Less than three months ago, I wrote about how soft commodities were cheap and appeared primed for a meteoric rise. I just didn’t know how meteoric.

A nationwide drought this summer has pushed prices for most soft commodities through the roof in recent weeks. Coffee, corn, cotton, sugar – you name it, the price has skyrocketed of late.

Take a look:

Wheat, soybeans and cocoa have also been on been on quite a run. Some soft commodities went from trading below 50- and 200-week moving averages to at or near two-year highs.

That’s what happens when crops suddenly become scarce. According to the National Climatic Data Center in Asheville, N.C., 55% of the country was in the midst of a moderate to extreme drought at the end of June, making it the most widespread drought in the U.S. by percentage of affected land since 1956.

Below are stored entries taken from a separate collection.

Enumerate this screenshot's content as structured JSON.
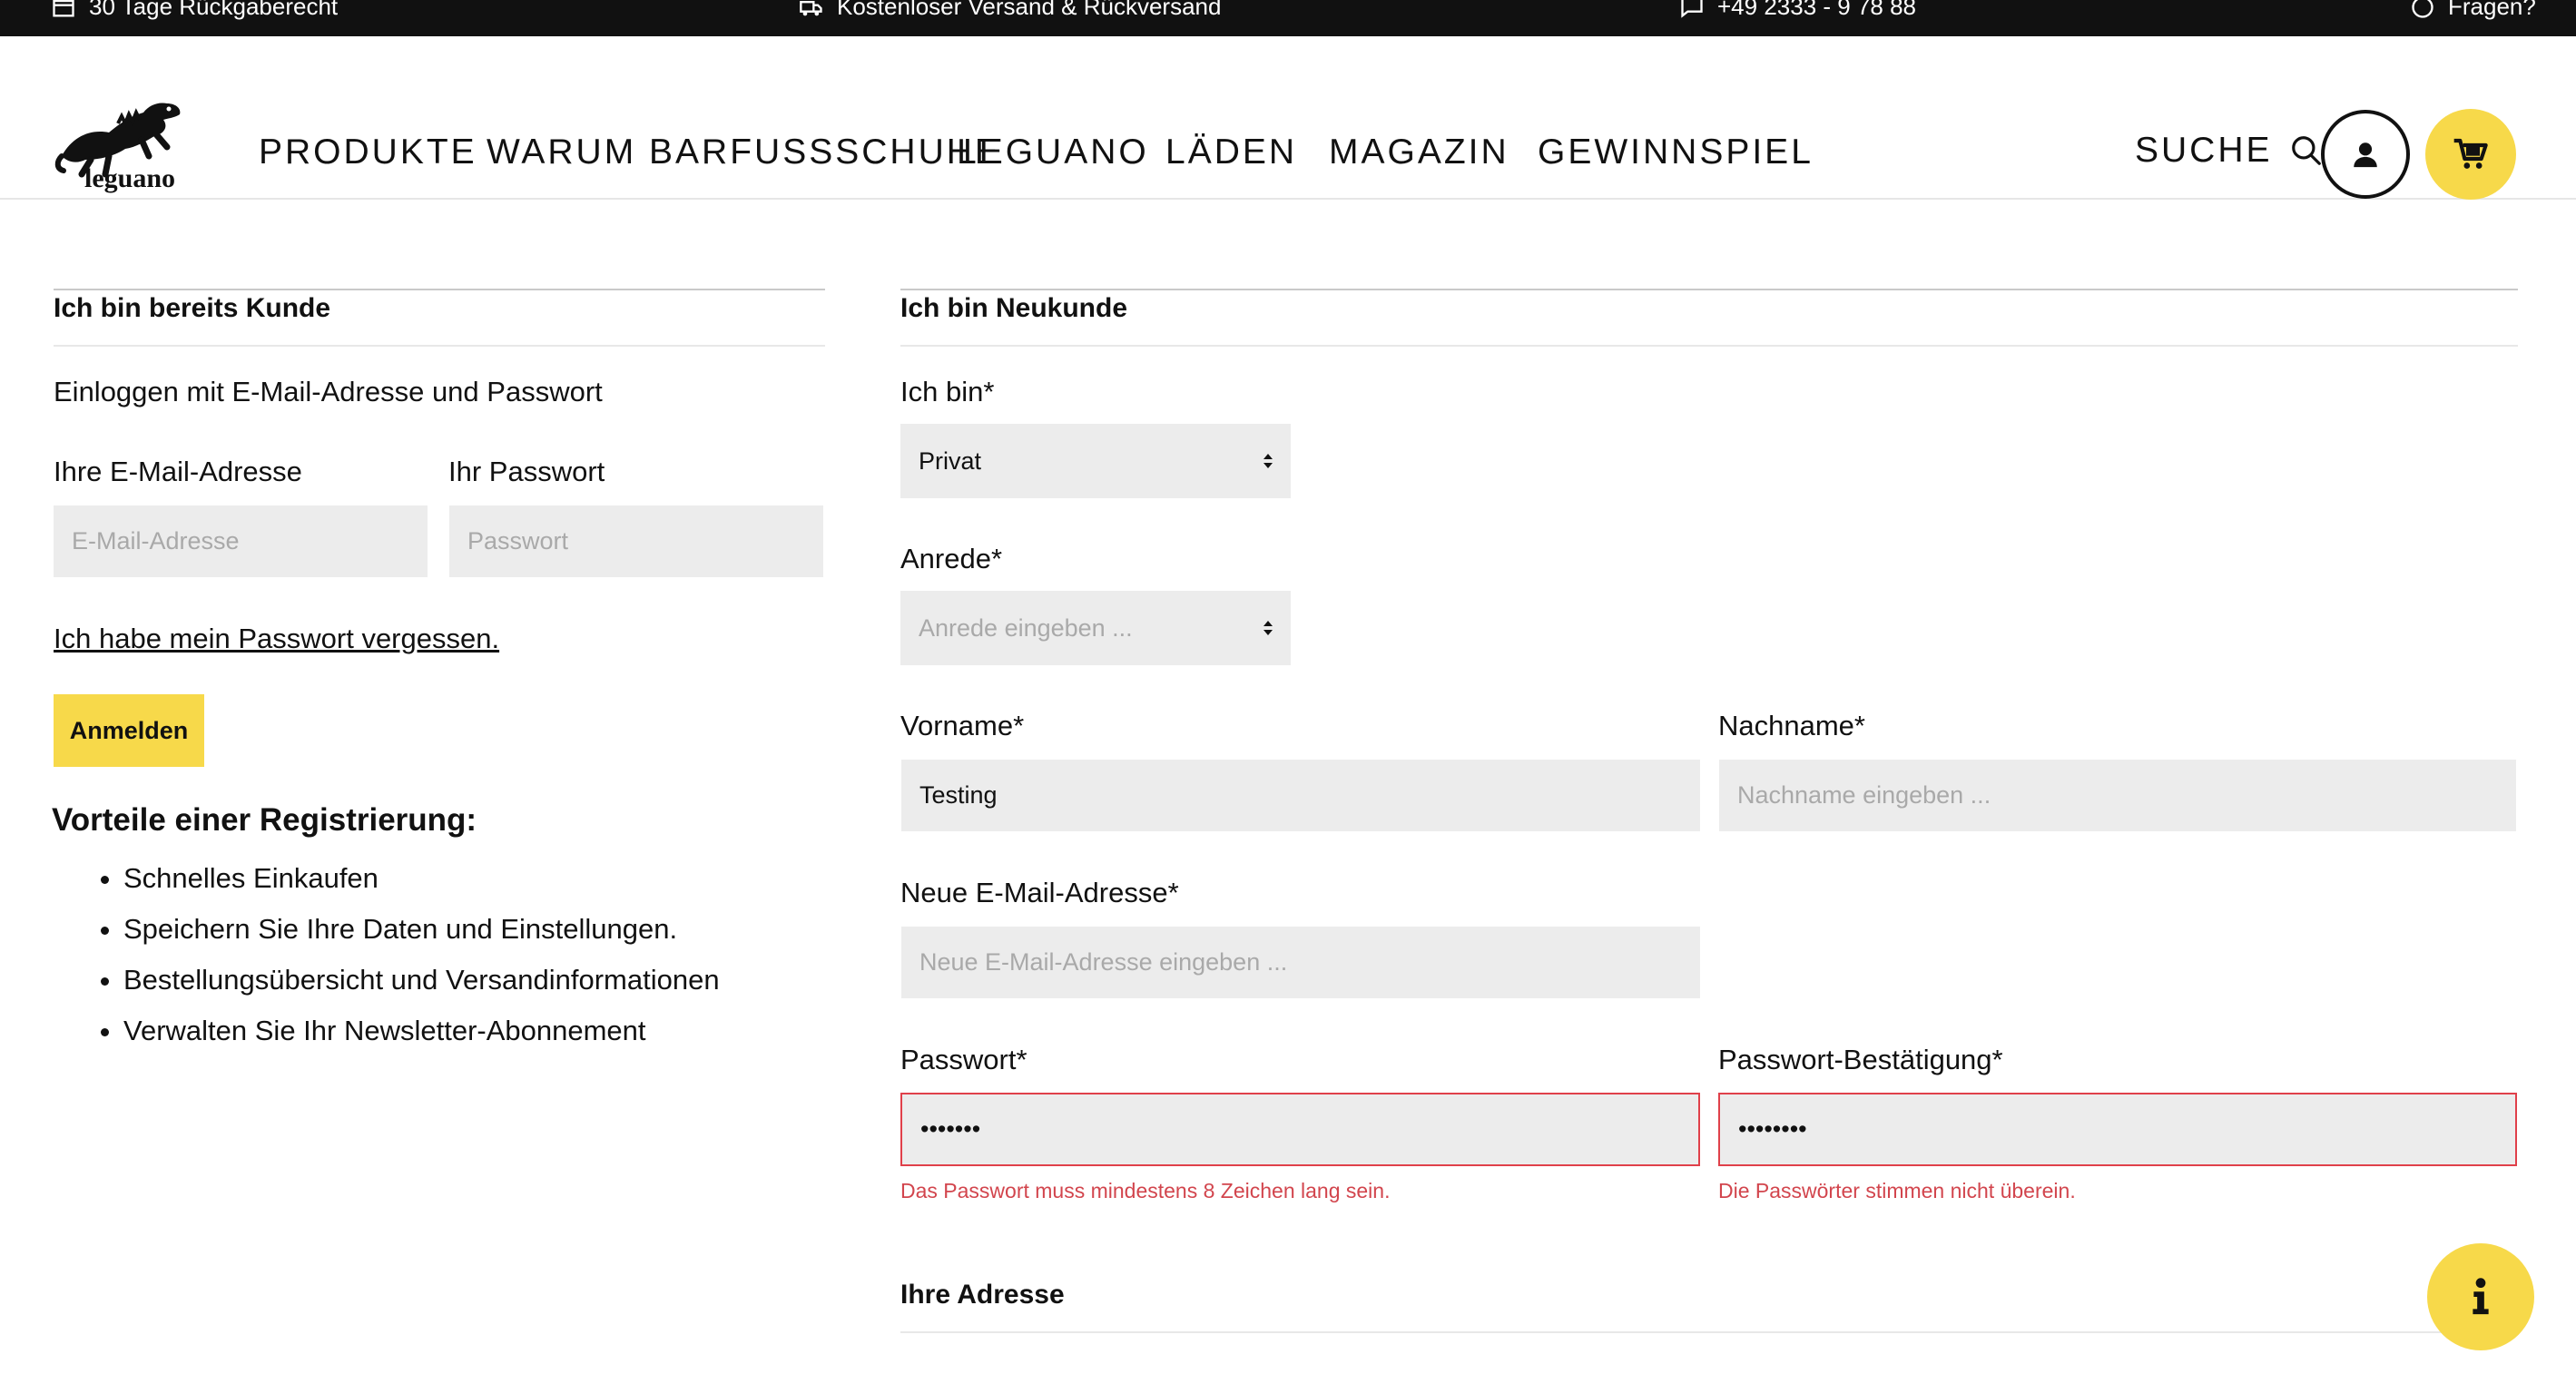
{
  "topbar": {
    "returns": "30 Tage Rückgaberecht",
    "shipping": "Kostenloser Versand & Rückversand",
    "phone": "+49 2333 - 9 78 88",
    "questions": "Fragen?"
  },
  "header": {
    "logo_text": "leguano",
    "nav": [
      "PRODUKTE",
      "WARUM BARFUSSSCHUHE",
      "LEGUANO",
      "LÄDEN",
      "MAGAZIN",
      "GEWINNSPIEL"
    ],
    "search_label": "SUCHE"
  },
  "login": {
    "title": "Ich bin bereits Kunde",
    "subtitle": "Einloggen mit E-Mail-Adresse und Passwort",
    "email_label": "Ihre E-Mail-Adresse",
    "email_placeholder": "E-Mail-Adresse",
    "password_label": "Ihr Passwort",
    "password_placeholder": "Passwort",
    "forgot_link": "Ich habe mein Passwort vergessen.",
    "submit": "Anmelden"
  },
  "benefits": {
    "title": "Vorteile einer Registrierung:",
    "items": [
      "Schnelles Einkaufen",
      "Speichern Sie Ihre Daten und Einstellungen.",
      "Bestellungsübersicht und Versandinformationen",
      "Verwalten Sie Ihr Newsletter-Abonnement"
    ]
  },
  "register": {
    "title": "Ich bin Neukunde",
    "type_label": "Ich bin*",
    "type_value": "Privat",
    "salutation_label": "Anrede*",
    "salutation_placeholder": "Anrede eingeben ...",
    "firstname_label": "Vorname*",
    "firstname_value": "Testing",
    "lastname_label": "Nachname*",
    "lastname_placeholder": "Nachname eingeben ...",
    "email_label": "Neue E-Mail-Adresse*",
    "email_placeholder": "Neue E-Mail-Adresse eingeben ...",
    "password_label": "Passwort*",
    "password_value": "1234567",
    "password_error": "Das Passwort muss mindestens 8 Zeichen lang sein.",
    "password_confirm_label": "Passwort-Bestätigung*",
    "password_confirm_value": "12345678",
    "password_confirm_error": "Die Passwörter stimmen nicht überein.",
    "address_title": "Ihre Adresse"
  },
  "colors": {
    "accent": "#f7d94a",
    "error": "#d2454d",
    "field_bg": "#ececec"
  },
  "icons": [
    "box-icon",
    "truck-icon",
    "chat-icon",
    "question-icon",
    "search-icon",
    "user-icon",
    "cart-icon",
    "info-icon"
  ]
}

Crops have felt the brunt of the driest spell in more than half a century. According to the Department of Agriculture, 38% of the nation’s corn crop is in poor to very poor condition. Wheat and soybeans aren’t faring much better.

With crops eroding, prices are soaring abnormally fast. The iPath Dow Jones UBS Grains Subindex (NYSE: JJG) ETF – which tracks corn, soybean and wheat futures – has returned a whopping 36% in the past month. According to Barron’s, that’s the index’s sharpest one-month gain since 2008.

So while we did say to keep an eye on soft commodities back in the spring, they’ve been climbing at a much faster rate than most anyone could have foreseen.